O Parrote despidió por todo lo alto la primera edición celebrada en suelo gallego de GRAVITEO A Coruña Xacobeo, el festival de deportes urbanos organizado por LA OPINIÓN y Prensa Ibérica con el impulso de la Xunta de Galicia, el Concello de A Coruña, la Diputación y Cabreiroá, así como la colaboración de la Real Federación Española de Gimnasia, la Federación Galega de Montañismo, Tranvías, Honda Galcar y Bico de Xeado.
El domingo amaneció con fuerza en A Coruña. Con las espectaculares imágenes de la final nocturna del sábado del Psicobloc Master Series todavía en la retina y con la electricidad del Open Internacional de velocidad en las venas, la última jornada del evento no dio respiro a los coruñeses que se acercaron a uno de los puntos más visitados de la ciudad. Ante sus ojos, una mañana de competiciones con títulos en juego, como el Campeonato de España de parkour o el Open juvenil de velocidad, que se mezclaban con los corredores o los ciclistas amateurs que aprovechaban el día libre para hacer ejercicio. Un punto de encuentro, entre lo sobrenatural y lo humano, en la que todo el mundo tuvo cabida.
Las perlas gallegas se forjan en A Coruña
«Venga, A Coruña, vamos a dar un aplauso para despertarnos un poco en esta mañana de domingo», pedía Simone Reina, el speaker oficial del festival, antes del inicio de la actividad. El público coruñés respondió y se entregó. Las rondas preliminares de la escalada de velocidad comenzaron a congregar gente ante el imponente muro de 15 metros de altura que desafiaba al vértigo. «Nora [García Maestu] fue tercera en la categoría de mayores [la absoluta]», explicaba una niña a su grupo de amigas, para ponerlas al día sobre la trayectoria de la escaladora local, la más aclamada por sus compatriotas.

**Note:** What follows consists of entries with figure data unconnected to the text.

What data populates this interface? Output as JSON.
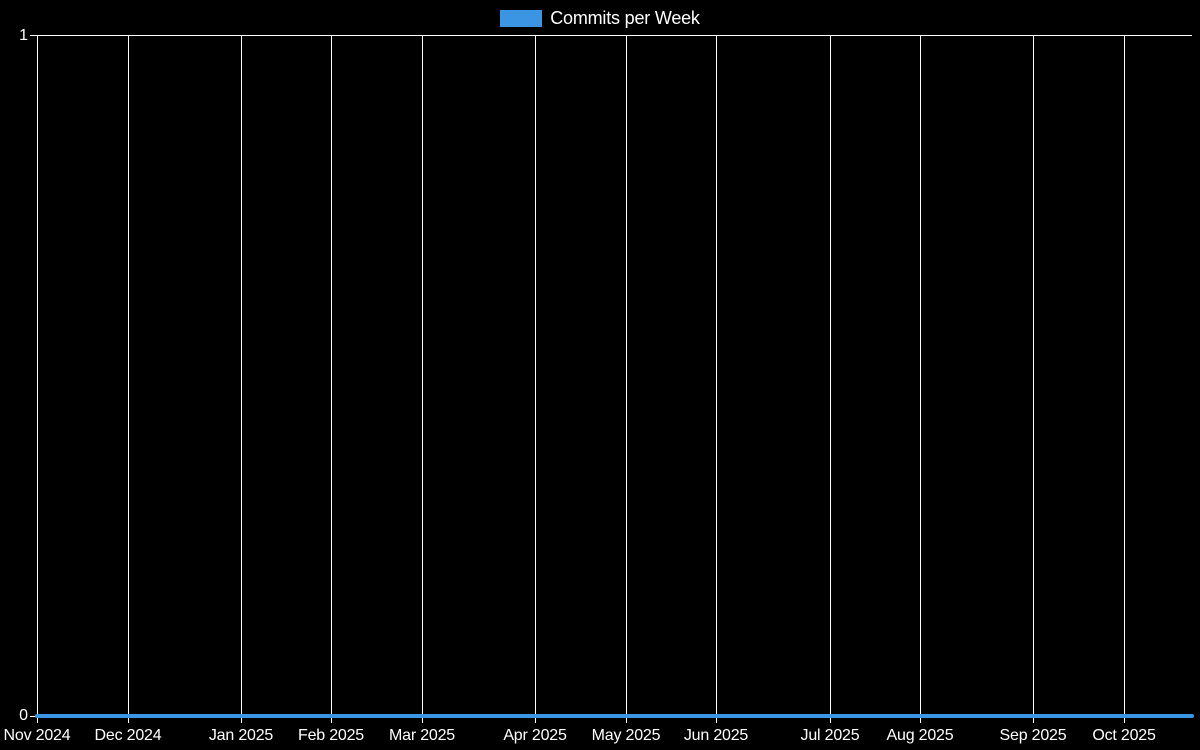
{
  "legend": {
    "label": "Commits per Week"
  },
  "colors": {
    "background": "#000000",
    "grid": "#ffffff",
    "text": "#ffffff",
    "series": "#3b95e2"
  },
  "y_axis": {
    "top_label": "1",
    "bottom_label": "0"
  },
  "chart_data": {
    "type": "line",
    "title": "Commits per Week",
    "xlabel": "",
    "ylabel": "",
    "ylim": [
      0,
      1
    ],
    "y_ticks": [
      0,
      1
    ],
    "grid": true,
    "legend_position": "top-center",
    "x_unit": "week",
    "weeks_total": 52,
    "x_ticks": [
      {
        "label": "Nov 2024",
        "week": 0
      },
      {
        "label": "Dec 2024",
        "week": 4
      },
      {
        "label": "Jan 2025",
        "week": 9
      },
      {
        "label": "Feb 2025",
        "week": 13
      },
      {
        "label": "Mar 2025",
        "week": 17
      },
      {
        "label": "Apr 2025",
        "week": 22
      },
      {
        "label": "May 2025",
        "week": 26
      },
      {
        "label": "Jun 2025",
        "week": 30
      },
      {
        "label": "Jul 2025",
        "week": 35
      },
      {
        "label": "Aug 2025",
        "week": 39
      },
      {
        "label": "Sep 2025",
        "week": 44
      },
      {
        "label": "Oct 2025",
        "week": 48
      }
    ],
    "series": [
      {
        "name": "Commits per Week",
        "color": "#3b95e2",
        "values": [
          0,
          0,
          0,
          0,
          0,
          0,
          0,
          0,
          0,
          0,
          0,
          0,
          0,
          0,
          0,
          0,
          0,
          0,
          0,
          0,
          0,
          0,
          0,
          0,
          0,
          0,
          0,
          0,
          0,
          0,
          0,
          0,
          0,
          0,
          0,
          0,
          0,
          0,
          0,
          0,
          0,
          0,
          0,
          0,
          0,
          0,
          0,
          0,
          0,
          0,
          0,
          0
        ]
      }
    ]
  }
}
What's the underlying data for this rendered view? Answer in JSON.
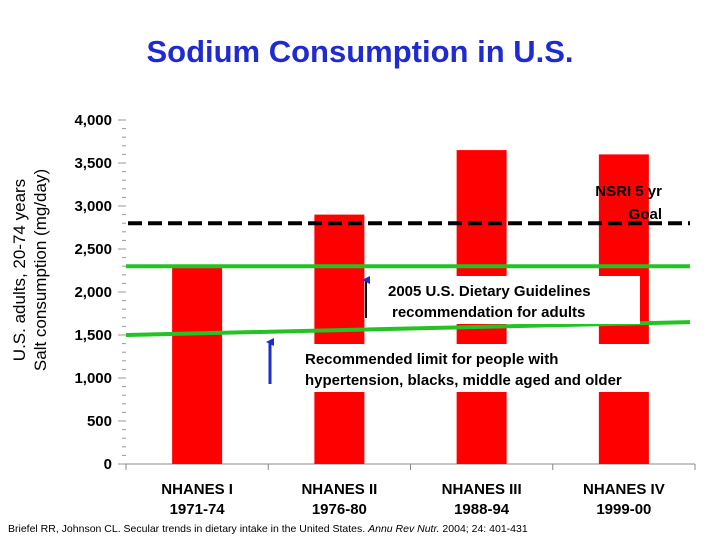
{
  "title": "Sodium Consumption in U.S.",
  "chart_data": {
    "type": "bar",
    "title": "Sodium Consumption in U.S.",
    "ylabel_lines": [
      "U.S. adults, 20-74 years",
      "Salt consumption (mg/day)"
    ],
    "ylim": [
      0,
      4000
    ],
    "yticks": [
      0,
      500,
      1000,
      1500,
      2000,
      2500,
      3000,
      3500,
      4000
    ],
    "ytick_labels": [
      "0",
      "500",
      "1,000",
      "1,500",
      "2,000",
      "2,500",
      "3,000",
      "3,500",
      "4,000"
    ],
    "categories": [
      {
        "name": "NHANES I",
        "years": "1971-74"
      },
      {
        "name": "NHANES II",
        "years": "1976-80"
      },
      {
        "name": "NHANES III",
        "years": "1988-94"
      },
      {
        "name": "NHANES IV",
        "years": "1999-00"
      }
    ],
    "values": [
      2300,
      2900,
      3650,
      3600
    ],
    "bar_color": "#ff0000",
    "reference_lines": [
      {
        "name": "NSRI 5 yr Goal",
        "value": 2800,
        "style": "dashed",
        "color": "#000000",
        "label_lines": [
          "NSRI 5 yr",
          "Goal"
        ]
      },
      {
        "name": "2005 U.S. Dietary Guidelines recommendation for adults",
        "value": 2300,
        "style": "solid",
        "color": "#22c322",
        "label_lines": [
          "2005 U.S. Dietary Guidelines",
          "recommendation for adults"
        ]
      },
      {
        "name": "Recommended limit for people with hypertension, blacks, middle aged and older",
        "value": 1500,
        "value_end": 1650,
        "style": "solid",
        "color": "#22c322",
        "label_lines": [
          "Recommended limit for people with",
          "hypertension, blacks, middle aged and older"
        ]
      }
    ],
    "arrow_color": "#1f2bd1"
  },
  "citation": {
    "prefix": "Briefel RR, Johnson CL. Secular trends in dietary intake in the United States. ",
    "journal": "Annu Rev Nutr.",
    "suffix": " 2004; 24: 401-431"
  }
}
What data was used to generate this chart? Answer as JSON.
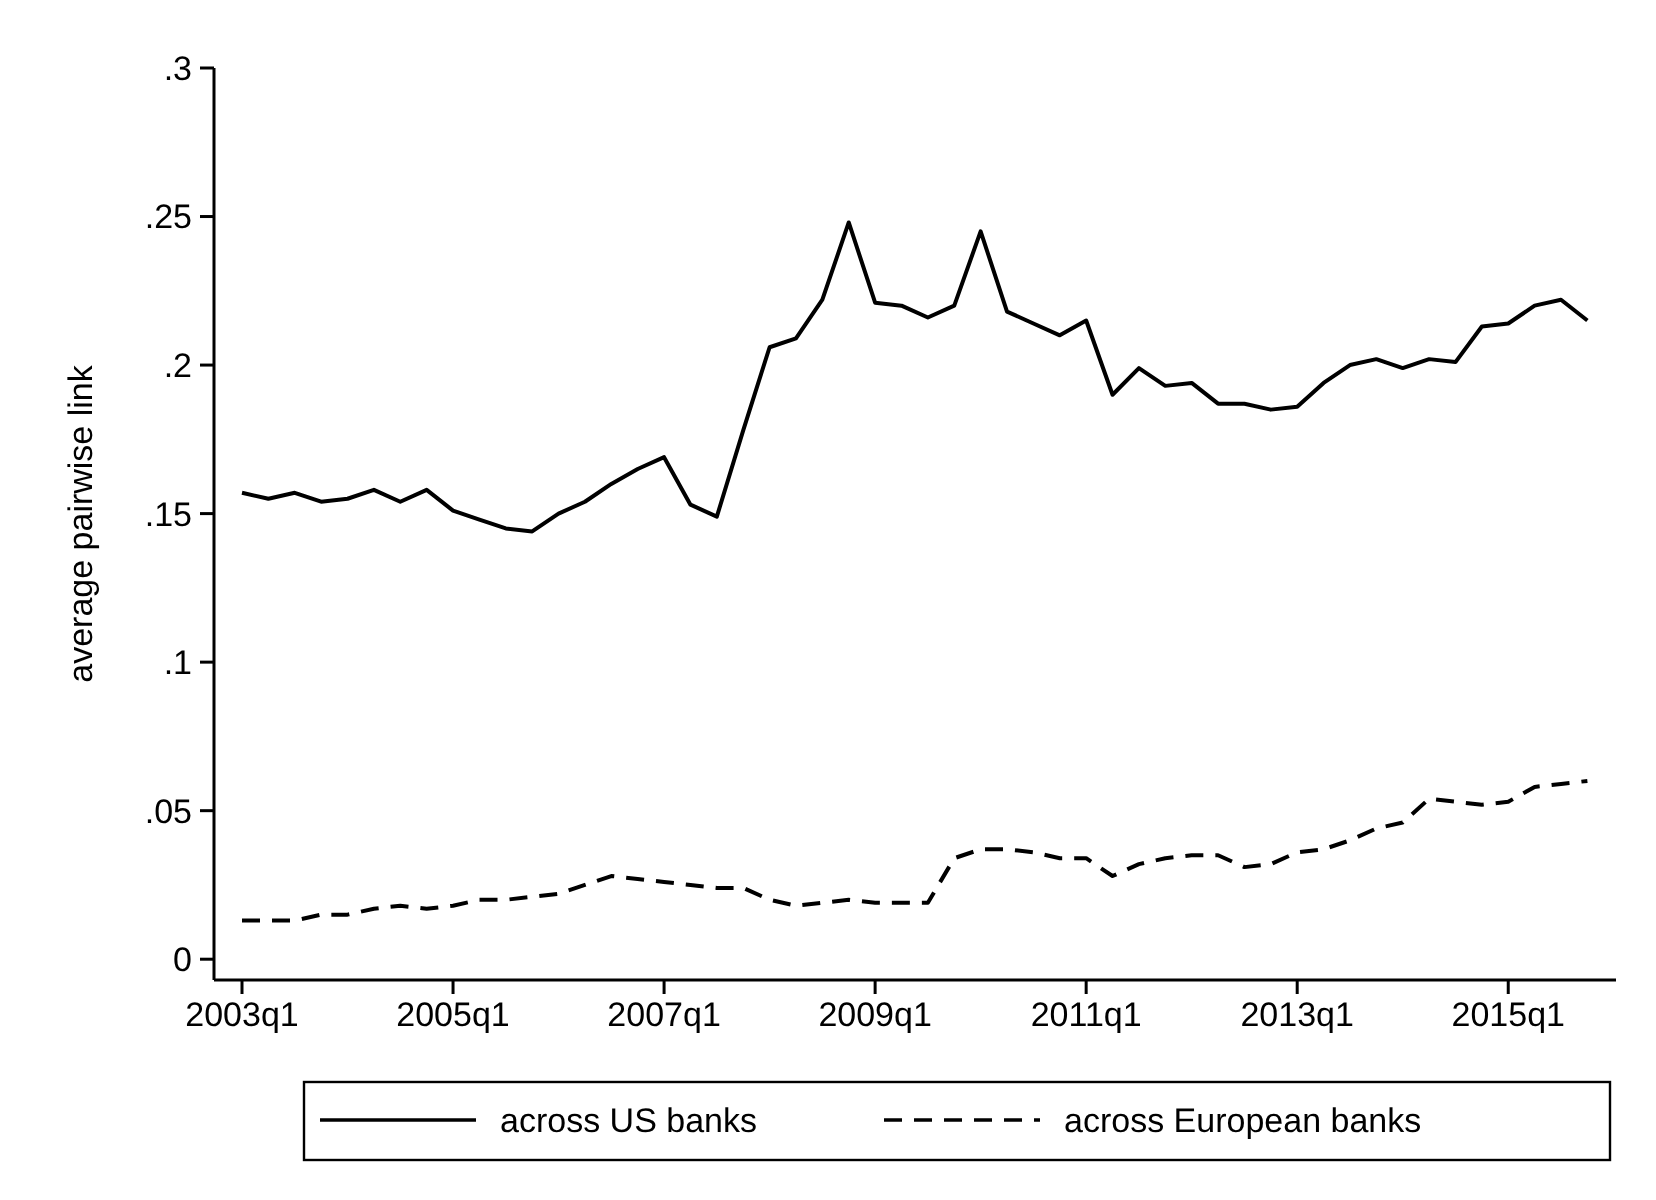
{
  "chart_data": {
    "type": "line",
    "ylabel": "average pairwise link",
    "categories": [
      "2003q1",
      null,
      null,
      null,
      null,
      null,
      null,
      null,
      "2005q1",
      null,
      null,
      null,
      null,
      null,
      null,
      null,
      "2007q1",
      null,
      null,
      null,
      null,
      null,
      null,
      null,
      "2009q1",
      null,
      null,
      null,
      null,
      null,
      null,
      null,
      "2011q1",
      null,
      null,
      null,
      null,
      null,
      null,
      null,
      "2013q1",
      null,
      null,
      null,
      null,
      null,
      null,
      null,
      "2015q1",
      null,
      null,
      null
    ],
    "series": [
      {
        "name": "across US banks",
        "color": "#000000",
        "line_style": "solid",
        "values": [
          0.157,
          0.155,
          0.157,
          0.154,
          0.155,
          0.158,
          0.154,
          0.158,
          0.151,
          0.148,
          0.145,
          0.144,
          0.15,
          0.154,
          0.16,
          0.165,
          0.169,
          0.153,
          0.149,
          0.178,
          0.206,
          0.209,
          0.222,
          0.248,
          0.221,
          0.22,
          0.216,
          0.22,
          0.245,
          0.218,
          0.214,
          0.21,
          0.215,
          0.19,
          0.199,
          0.193,
          0.194,
          0.187,
          0.187,
          0.185,
          0.186,
          0.194,
          0.2,
          0.202,
          0.199,
          0.202,
          0.201,
          0.213,
          0.214,
          0.22,
          0.222,
          0.215
        ]
      },
      {
        "name": "across European banks",
        "color": "#000000",
        "line_style": "dashed",
        "values": [
          0.013,
          0.013,
          0.013,
          0.015,
          0.015,
          0.017,
          0.018,
          0.017,
          0.018,
          0.02,
          0.02,
          0.021,
          0.022,
          0.025,
          0.028,
          0.027,
          0.026,
          0.025,
          0.024,
          0.024,
          0.02,
          0.018,
          0.019,
          0.02,
          0.019,
          0.019,
          0.019,
          0.034,
          0.037,
          0.037,
          0.036,
          0.034,
          0.034,
          0.028,
          0.032,
          0.034,
          0.035,
          0.035,
          0.031,
          0.032,
          0.036,
          0.037,
          0.04,
          0.044,
          0.046,
          0.054,
          0.053,
          0.052,
          0.053,
          0.058,
          0.059,
          0.06
        ]
      }
    ],
    "ylim": [
      -0.007,
      0.3
    ],
    "yticks": [
      {
        "value": 0,
        "label": "0"
      },
      {
        "value": 0.05,
        "label": ".05"
      },
      {
        "value": 0.1,
        "label": ".1"
      },
      {
        "value": 0.15,
        "label": ".15"
      },
      {
        "value": 0.2,
        "label": ".2"
      },
      {
        "value": 0.25,
        "label": ".25"
      },
      {
        "value": 0.3,
        "label": ".3"
      }
    ],
    "legend": "bottom",
    "grid": false,
    "marker": "none"
  }
}
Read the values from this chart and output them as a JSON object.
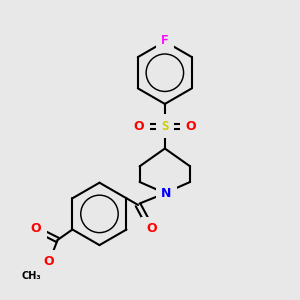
{
  "background_color": "#e8e8e8",
  "bond_color": "#000000",
  "atom_colors": {
    "F": "#ff00ff",
    "S": "#cccc00",
    "O": "#ff0000",
    "N": "#0000ff",
    "C": "#000000"
  },
  "figsize": [
    3.0,
    3.0
  ],
  "dpi": 100
}
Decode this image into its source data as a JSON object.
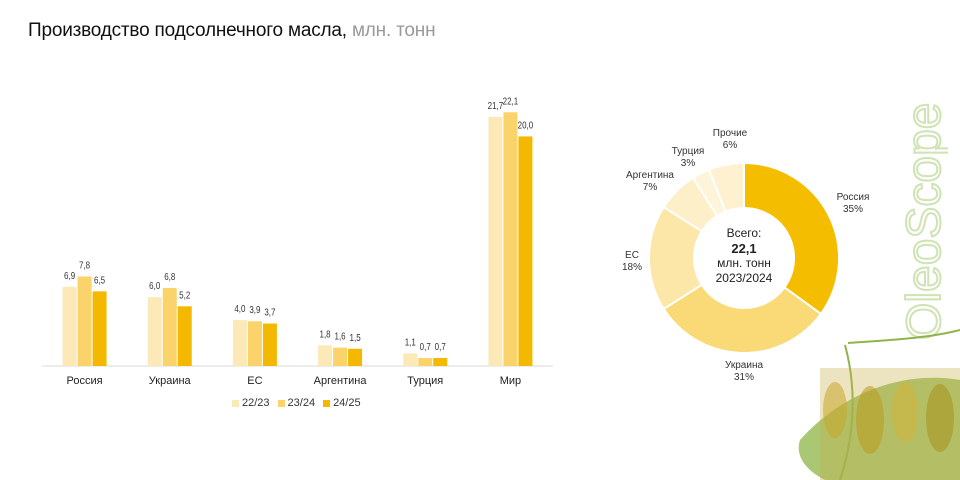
{
  "title": {
    "main": "Производство подсолнечного масла,",
    "unit": "млн. тонн"
  },
  "chart_data": [
    {
      "type": "bar",
      "title": "Производство подсолнечного масла, млн. тонн",
      "categories": [
        "Россия",
        "Украина",
        "ЕС",
        "Аргентина",
        "Турция",
        "Мир"
      ],
      "series": [
        {
          "name": "22/23",
          "color": "#FDE9B8",
          "values": [
            6.9,
            6.0,
            4.0,
            1.8,
            1.1,
            21.7
          ],
          "labels": [
            "6,9",
            "6,0",
            "4,0",
            "1,8",
            "1,1",
            "21,7"
          ]
        },
        {
          "name": "23/24",
          "color": "#FAD36B",
          "values": [
            7.8,
            6.8,
            3.9,
            1.6,
            0.7,
            22.1
          ],
          "labels": [
            "7,8",
            "6,8",
            "3,9",
            "1,6",
            "0,7",
            "22,1"
          ]
        },
        {
          "name": "24/25",
          "color": "#F5B800",
          "values": [
            6.5,
            5.2,
            3.7,
            1.5,
            0.7,
            20.0
          ],
          "labels": [
            "6,5",
            "5,2",
            "3,7",
            "1,5",
            "0,7",
            "20,0"
          ]
        }
      ],
      "ylim": [
        0,
        25
      ],
      "grid": false,
      "legend": "bottom"
    },
    {
      "type": "pie",
      "center": {
        "line1": "Всего:",
        "line2": "22,1",
        "line3": "млн. тонн",
        "line4": "2023/2024"
      },
      "slices": [
        {
          "name": "Россия",
          "value": 35,
          "label": "35%",
          "color": "#F5BD00"
        },
        {
          "name": "Украина",
          "value": 31,
          "label": "31%",
          "color": "#FADA77"
        },
        {
          "name": "ЕС",
          "value": 18,
          "label": "18%",
          "color": "#FCE6A8"
        },
        {
          "name": "Аргентина",
          "value": 7,
          "label": "7%",
          "color": "#FDEFC7"
        },
        {
          "name": "Турция",
          "value": 3,
          "label": "3%",
          "color": "#FEF4DA"
        },
        {
          "name": "Прочие",
          "value": 6,
          "label": "6%",
          "color": "#FEF1D0"
        }
      ]
    }
  ],
  "brand": {
    "name": "OleoScope"
  }
}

«El sábado vivimos el presente de la escalada de velocidad y ahora estamos viviendo el futuro. Ojalá que entre estos jóvenes estén los próximos campeones de España o, por qué no, del mundo», explicaba Reina durante la prueba. Finalmente, Telma Flores e Iván Pacios fueron los más veloces para llevarse el oro y conquistar O Parrote. Irene Gómez y Berta Rodríguez completaron el top 3 femenino y Bruno Peral y Javier Gento, el masculino. Nora García Maestu y Hadrián Pérez participaron en solitario en la categoría Sub 19, en la que hicieron las delicias de los presentes con varias exhibiciones verticales.
La jornada de escalada se cerró con el exitoso taller de búlder llevado a cabo por la Agrupación de Montañeros Independientes, AMI, que permitió al público general, desde niños a adultos, probar el muro por su cuenta o iniciarse en la modalidad de manera guiada.
Pulsaciones disparadas
El último frente abierto de GRAVITEO A Coruña Xacobeo fue la resolución del Campeonato de España de parkour, en las modalidades de freestyle y speed de todas las categorías de edad. Desde los kids hasta lso absolutos, los gimnastas se entregaron a base de volteretas, saltos y acrobacias imposibles a un público que contuvo la respiración con cada aterrizaje y cada mala caída. «Nos hemos dejado cada gota de energía y sudor para vosotros, A Coruña», confesaba Edu Oliva tras la final de freestyle.
Nadie quiso perderse la cita, ni siquiera los miembros del grupo GUP (Galizian Urban Project), una de las agrupaciones de parkour más importantes en la historia del deporte en España. «Se me ha puesto la piel de gallina», confesaba un espectador después de la resolución del freestyle, en la que Alicia García y el propio Edu Oliva se proclamaron campeones entre lágrimas y emoción. En speed, García repitió éxito en categoría femenina, mientras Eneko Fernández se subió al trono español en la masculina.
Las ovaciones finales, en todas las disciplinas, duraron unos segundos de más mientras el público degustaba una última vez el buen sabor de boca que GRAVITEO deja en la ciudad. «Gracias, A Coruña, por todo el amor que nos habéis dado este fin de semana. Ha sido una pasada. ¡Nos vemos en 2027!», concluyó Simone Reina mientras su inseparable DJ, Andrea Ciscato, bajaba gradualmente el volumen de la música para que O Parrote recuperase su ritmo pausado habitual. Una promesa sincera y una huella, la de los deportes urbanos, grabadas a fuego en el corazón de la ciudad gallega.